You have to remember, though, to balance everything. You have to work, but you have to rest, and you have to have some relaxation/entertainment.

Treasure every day of your life. Don’t let it go to waste. That doesn’t mean work all of the time, it means find that balance. If you’re constantly living in the past, the present is wasted, and future you will have naught to show for it. If you’re constantly just working for the future, you’ll have no rest in the present, and your past will be empty - and it’s great if you live long enough to enjoy it, but if you don’t, you wasted your life for nothing. If you’re only living in the present with no cares for the future, then your future will suck with no preparation.

So you have to find the balance.

You have to live in the moment. Be glad that you are alive. Sure, the world sucks in many ways and we’re facing tough times.

I understand that - and agree with it. But let me tell you: I have had six heart attacks, failed kidneys, an amputation, and mother health problems on top of it, and I am still able to find joy every day. I find things on the internet that give me a chuckle. I talk to friends and enjoy that time. I watch the occasional show or movie or play a game, and enjoy the fact that I am alive to enjoy these things.

Yes, I struggle with my body.
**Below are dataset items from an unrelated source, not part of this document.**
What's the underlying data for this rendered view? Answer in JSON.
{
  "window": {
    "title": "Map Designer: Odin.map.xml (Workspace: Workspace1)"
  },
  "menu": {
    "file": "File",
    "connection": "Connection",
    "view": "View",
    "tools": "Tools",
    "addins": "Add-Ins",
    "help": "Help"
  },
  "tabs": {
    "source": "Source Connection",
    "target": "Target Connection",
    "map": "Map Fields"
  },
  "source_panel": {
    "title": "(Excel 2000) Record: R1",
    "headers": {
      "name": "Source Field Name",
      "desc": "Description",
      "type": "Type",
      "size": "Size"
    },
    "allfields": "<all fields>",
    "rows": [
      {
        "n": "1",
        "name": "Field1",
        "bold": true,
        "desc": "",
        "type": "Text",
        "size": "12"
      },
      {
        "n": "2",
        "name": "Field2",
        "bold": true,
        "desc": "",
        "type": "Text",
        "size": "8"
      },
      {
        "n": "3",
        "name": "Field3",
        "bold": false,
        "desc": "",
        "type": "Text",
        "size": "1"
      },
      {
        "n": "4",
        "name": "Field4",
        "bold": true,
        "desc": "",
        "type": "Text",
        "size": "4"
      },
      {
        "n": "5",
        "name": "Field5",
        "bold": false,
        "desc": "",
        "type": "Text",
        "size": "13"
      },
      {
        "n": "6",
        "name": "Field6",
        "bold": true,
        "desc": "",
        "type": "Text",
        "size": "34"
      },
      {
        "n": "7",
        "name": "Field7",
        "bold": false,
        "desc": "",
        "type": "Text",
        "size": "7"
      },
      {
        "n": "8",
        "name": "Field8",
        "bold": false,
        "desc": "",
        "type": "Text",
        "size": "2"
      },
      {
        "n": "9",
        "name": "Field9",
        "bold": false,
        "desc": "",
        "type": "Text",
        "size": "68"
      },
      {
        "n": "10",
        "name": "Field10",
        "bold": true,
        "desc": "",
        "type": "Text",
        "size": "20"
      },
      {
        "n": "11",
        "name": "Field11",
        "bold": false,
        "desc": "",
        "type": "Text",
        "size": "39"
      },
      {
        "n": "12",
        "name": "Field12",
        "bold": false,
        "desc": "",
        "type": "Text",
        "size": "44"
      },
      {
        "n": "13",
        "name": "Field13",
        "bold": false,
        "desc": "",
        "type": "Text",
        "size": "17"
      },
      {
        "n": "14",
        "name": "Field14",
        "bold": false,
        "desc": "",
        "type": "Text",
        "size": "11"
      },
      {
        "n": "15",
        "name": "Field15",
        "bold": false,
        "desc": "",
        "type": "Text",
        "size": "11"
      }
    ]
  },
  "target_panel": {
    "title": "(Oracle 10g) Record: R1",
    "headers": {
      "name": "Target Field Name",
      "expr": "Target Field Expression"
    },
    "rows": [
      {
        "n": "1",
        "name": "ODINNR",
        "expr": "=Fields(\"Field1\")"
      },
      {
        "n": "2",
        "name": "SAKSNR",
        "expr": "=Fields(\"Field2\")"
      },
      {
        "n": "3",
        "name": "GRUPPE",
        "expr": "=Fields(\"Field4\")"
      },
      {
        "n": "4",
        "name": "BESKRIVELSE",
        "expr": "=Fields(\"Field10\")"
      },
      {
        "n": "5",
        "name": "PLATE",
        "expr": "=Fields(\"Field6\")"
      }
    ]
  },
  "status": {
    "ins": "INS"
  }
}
Three days per week it costs me from around 8:30am-3:30pm for transportation and chair time for dialysis that keeps me alive. I currently can’t drive, so I’m basically stuck at home. And stuck at home because don’t have the energy or money to go out anyway. When I said “friends” before, there’s really only a couple I talk to, so don’t think I have a bunch. I’m happy with them, mind.

My point is that every single day is a struggle. But you can still find joy in it.

It’s not a matter of being a Pollyanna - false joy and pretending that everything is okay. Everything is NOT okay. But we’re still here anyway. And along with all the bad, there’s still a lot of good. Put energy in to fixing the bad, but again, find that balance, and put energy into appreciating and enjoying the good, too.